A Record of Accomplishment
Steve Novick’s always found a way to get things done.
On the City Council:
Before Steve Novick came to the City Council, the city had neglected street maintenance for decades. Steve championed the Fix Our Streets measure which Portland voters passed in 2016 and renewed in 2020. Fix Our Streets has paid for a long list of paving projects and pedestrian and bike safety improvements, including many “Safe Routes to School” projects.
For seventy years, the Vista Bridge had been known as “suicide bridge.” Steve put up a barrier that has prevented further tragedies. One of his most treasured possessions is a scroll signed by friends and loved ones of one of the Vista Bridge suicide victims. It says: “this will not bring back our beloved friend, but we hope it will spare others from such a tragedy.”
In a direct attack on outrageous economic inequality, Steve passed a first-of-its-kind measure that requires companies that pay their CEOs more than 100 times what they pay their typical employee to pay a higher Portland tax rate than companies with more equitable pay structures. Steve’s measure was heralded by progressive economists like Thomas Piketty of France. San Francisco voters have since copied Steve’s measure.
Steve was the leader on the City Council in jump-starting the move toward legalizing so-called “middle housing,” like duplexes and triplexes, in places they had been outlawed – a move experts say is essential to bringing down the cost of housing.
As an activist:
In the late ‘90’s and early 2000’s, Steve played a key role, as a lawyer, researcher and organizer, in defeating a series of right-wing ballot measures that would have slashed education and health care.
In the early 2000s, Steve waged a years-long effort to expose and challenge the Oregon Lottery’s longstanding practice of short-changing education by paying huge, unnecessary subsidies to video poker taverns. Steve got the Lottery to reduce the “tavern welfare program” and get more money to schools.
Steve was a researcher and spokesman for the Measures 66 and 67 campaigns in 2010, which saved education, health care and public safety from huge cuts by having big corporations and rich people pay a fairer share.
As an environmental lawyer:
As a trial attorney for the Environment Division of the Federal Justice Department in the 1990’s, Steve recovered $129 million for taxpayers in the notorious Love Canal case, successfully sued a defense contractor for Clean Air Act violations, and won a precedent-setting victory in another Superfund case.
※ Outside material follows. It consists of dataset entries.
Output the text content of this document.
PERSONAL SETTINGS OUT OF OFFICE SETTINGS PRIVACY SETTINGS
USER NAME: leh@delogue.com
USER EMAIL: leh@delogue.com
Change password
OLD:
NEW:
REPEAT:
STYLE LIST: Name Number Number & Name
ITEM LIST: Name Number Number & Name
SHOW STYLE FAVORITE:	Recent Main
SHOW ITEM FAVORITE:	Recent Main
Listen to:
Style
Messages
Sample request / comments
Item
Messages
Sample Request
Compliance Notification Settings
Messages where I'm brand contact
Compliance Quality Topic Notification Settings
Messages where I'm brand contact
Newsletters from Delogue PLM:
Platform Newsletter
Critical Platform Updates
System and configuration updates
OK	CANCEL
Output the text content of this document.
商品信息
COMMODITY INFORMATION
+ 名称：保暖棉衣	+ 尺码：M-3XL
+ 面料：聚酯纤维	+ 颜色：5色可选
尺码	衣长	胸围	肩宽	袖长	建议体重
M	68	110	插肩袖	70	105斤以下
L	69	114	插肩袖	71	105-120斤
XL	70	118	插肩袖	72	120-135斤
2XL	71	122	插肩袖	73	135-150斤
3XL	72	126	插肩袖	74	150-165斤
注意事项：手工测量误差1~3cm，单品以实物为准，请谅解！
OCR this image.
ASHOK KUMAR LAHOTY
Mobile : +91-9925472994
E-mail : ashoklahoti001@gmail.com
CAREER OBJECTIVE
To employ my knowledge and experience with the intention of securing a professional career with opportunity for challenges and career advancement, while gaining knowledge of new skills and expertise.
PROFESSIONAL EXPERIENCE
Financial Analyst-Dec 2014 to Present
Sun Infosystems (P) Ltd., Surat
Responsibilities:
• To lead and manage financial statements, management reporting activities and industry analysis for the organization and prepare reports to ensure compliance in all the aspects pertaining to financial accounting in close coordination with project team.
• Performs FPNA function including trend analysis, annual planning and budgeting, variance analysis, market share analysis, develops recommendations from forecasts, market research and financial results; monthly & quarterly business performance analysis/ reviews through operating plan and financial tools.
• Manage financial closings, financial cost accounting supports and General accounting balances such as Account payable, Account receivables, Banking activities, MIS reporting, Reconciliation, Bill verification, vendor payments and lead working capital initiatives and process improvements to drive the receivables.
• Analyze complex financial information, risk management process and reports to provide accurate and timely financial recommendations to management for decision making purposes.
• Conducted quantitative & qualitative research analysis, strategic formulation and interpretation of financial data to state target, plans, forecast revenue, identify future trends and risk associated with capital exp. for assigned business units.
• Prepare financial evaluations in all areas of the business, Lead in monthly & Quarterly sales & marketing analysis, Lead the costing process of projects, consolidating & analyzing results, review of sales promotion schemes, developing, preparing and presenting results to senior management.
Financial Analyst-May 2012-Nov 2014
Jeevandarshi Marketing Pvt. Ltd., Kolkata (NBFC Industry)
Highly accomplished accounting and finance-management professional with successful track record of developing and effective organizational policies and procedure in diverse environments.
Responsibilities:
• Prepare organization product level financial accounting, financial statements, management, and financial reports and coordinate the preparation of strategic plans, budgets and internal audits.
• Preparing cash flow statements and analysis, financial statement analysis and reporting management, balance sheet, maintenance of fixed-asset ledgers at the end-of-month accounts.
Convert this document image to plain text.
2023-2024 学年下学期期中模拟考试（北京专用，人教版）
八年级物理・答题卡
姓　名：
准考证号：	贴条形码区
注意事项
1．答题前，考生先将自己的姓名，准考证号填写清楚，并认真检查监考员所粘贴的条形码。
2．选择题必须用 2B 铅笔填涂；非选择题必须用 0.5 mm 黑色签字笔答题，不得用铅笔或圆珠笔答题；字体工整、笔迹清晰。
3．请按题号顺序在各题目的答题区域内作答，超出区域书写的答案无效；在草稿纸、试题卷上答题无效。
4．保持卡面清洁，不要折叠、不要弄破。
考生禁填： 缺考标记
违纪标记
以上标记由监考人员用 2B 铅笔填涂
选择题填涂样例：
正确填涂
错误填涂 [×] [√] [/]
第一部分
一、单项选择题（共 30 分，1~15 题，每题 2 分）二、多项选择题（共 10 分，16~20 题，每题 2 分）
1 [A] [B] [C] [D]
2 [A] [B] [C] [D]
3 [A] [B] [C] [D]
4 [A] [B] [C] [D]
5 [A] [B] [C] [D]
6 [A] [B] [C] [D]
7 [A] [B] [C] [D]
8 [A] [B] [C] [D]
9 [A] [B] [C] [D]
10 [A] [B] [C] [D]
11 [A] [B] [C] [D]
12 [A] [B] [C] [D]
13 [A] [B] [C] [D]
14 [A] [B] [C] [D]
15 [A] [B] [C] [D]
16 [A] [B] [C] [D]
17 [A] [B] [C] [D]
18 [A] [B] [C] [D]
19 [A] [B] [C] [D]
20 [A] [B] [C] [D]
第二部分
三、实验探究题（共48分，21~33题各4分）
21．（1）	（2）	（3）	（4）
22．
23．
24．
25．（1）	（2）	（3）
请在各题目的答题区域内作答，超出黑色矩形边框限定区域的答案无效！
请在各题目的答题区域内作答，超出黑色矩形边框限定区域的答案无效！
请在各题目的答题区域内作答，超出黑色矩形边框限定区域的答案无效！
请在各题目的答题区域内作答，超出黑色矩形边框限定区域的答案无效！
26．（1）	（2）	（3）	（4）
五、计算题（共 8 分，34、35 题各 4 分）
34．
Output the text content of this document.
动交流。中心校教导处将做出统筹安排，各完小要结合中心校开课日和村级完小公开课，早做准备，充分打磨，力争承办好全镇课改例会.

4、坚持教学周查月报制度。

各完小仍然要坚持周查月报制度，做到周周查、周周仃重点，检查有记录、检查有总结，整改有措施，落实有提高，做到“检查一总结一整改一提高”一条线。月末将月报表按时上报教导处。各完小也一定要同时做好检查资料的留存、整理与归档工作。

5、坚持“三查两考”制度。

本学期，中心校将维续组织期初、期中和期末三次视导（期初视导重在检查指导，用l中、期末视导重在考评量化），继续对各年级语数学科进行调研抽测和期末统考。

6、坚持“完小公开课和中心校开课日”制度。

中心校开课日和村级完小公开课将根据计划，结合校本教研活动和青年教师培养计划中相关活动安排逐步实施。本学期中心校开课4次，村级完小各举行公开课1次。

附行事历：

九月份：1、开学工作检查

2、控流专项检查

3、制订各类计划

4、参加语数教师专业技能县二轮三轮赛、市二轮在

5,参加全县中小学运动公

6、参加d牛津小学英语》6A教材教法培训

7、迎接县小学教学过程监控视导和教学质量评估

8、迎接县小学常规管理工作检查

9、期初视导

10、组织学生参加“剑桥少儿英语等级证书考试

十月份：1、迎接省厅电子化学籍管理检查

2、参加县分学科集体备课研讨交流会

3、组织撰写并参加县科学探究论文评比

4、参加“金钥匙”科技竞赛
Since 2018, Steve has been a Special Assistant Attorney General in the Oregon Justice Department, through a fellowship with the State Energy & Environmental Impact Center. Steve has been part of numerous efforts to stop President Trump’s efforts to roll back environmental laws and regulations – from the Migratory Bird Treaty Act to the Clean Air Act - and support President Biden’s efforts to restore and strengthen them. He has written articles in Bloomberg News and The American Prospect on the “social cost of carbon,” pushing the government to give a full picture of the damage burning fossil fuels imposes on people and the environment. And he was proud that Attorney General Rosenblum was one of only two state attorneys general to join environmental groups’ successful fight to restore Endangered Species Act protections for gray wolves!
About Steve.
A Kid From Cottage Grove:
Steve’s family moved from northern California to Cottage Grove, Oregon when he was ten. For years, they mostly lived off his mom’s earnings as a waitress at the Village Green – so Steve learned early the moral importance of being a good tipper.
When Steve was fourteen, the voters of Cottage Grove voted against paying property taxes to keep the schools open – so the schools simply closed for several months. Steve started taking classes at the U of O to pass the time, and after a while the U of O told him he could stay.
A couple of years after law school, Steve made it to the environmental enforcement section of the Federal Justice Department. He spent nine years suing polluters and working with a brilliant, brash, committed, hard-working, hard-playing group of lawyers and staff. Steve thought of them as Knights of the Round Table, and many of them are still among his dearest friends.
Despite growing up in Oregon, Steve had hardly spent any time in Portland until he sued the Port of Portland for Clean Water Act violations and fell in love with the city. Moving back to Oregon in 1996, he spent the next 20 years in politics and public policy – as chief of staff to the Democrats in the State Senate; as a lawyer, organizer and researcher in fights against dangerous right-wing ballot measures; in a non-profit dedicated to letting people know where tax dollars go; as a candidate for the United States Senate in 2008, losing by three points in the Democratic primary to the wonderful Jeff Merkley; and as a Portland City Commissioner.
One the things Steve most appreciated about being a Commissioner was working with the talented, committed staff in the city bureaus, and one role he would play in a Council of mostly new people would be to urge his colleagues to listen to and respect city staff.
As a sixty-year old guy, Steve has had a lot of lived experience, but he also values his thousands of hours of vicarious experience as a sports fan. He has great memories of the Blazers’ 1976-77 championship run, and lives with the pain of having been a passionate fan of the Montreal Expos, who came close, but never made it, and no longer exist. (Climate change makes him worry that someday, the same thing might be said of the human race.)
Steve lives in the Woodstock neighborhood with a very silly Corgi named Barley.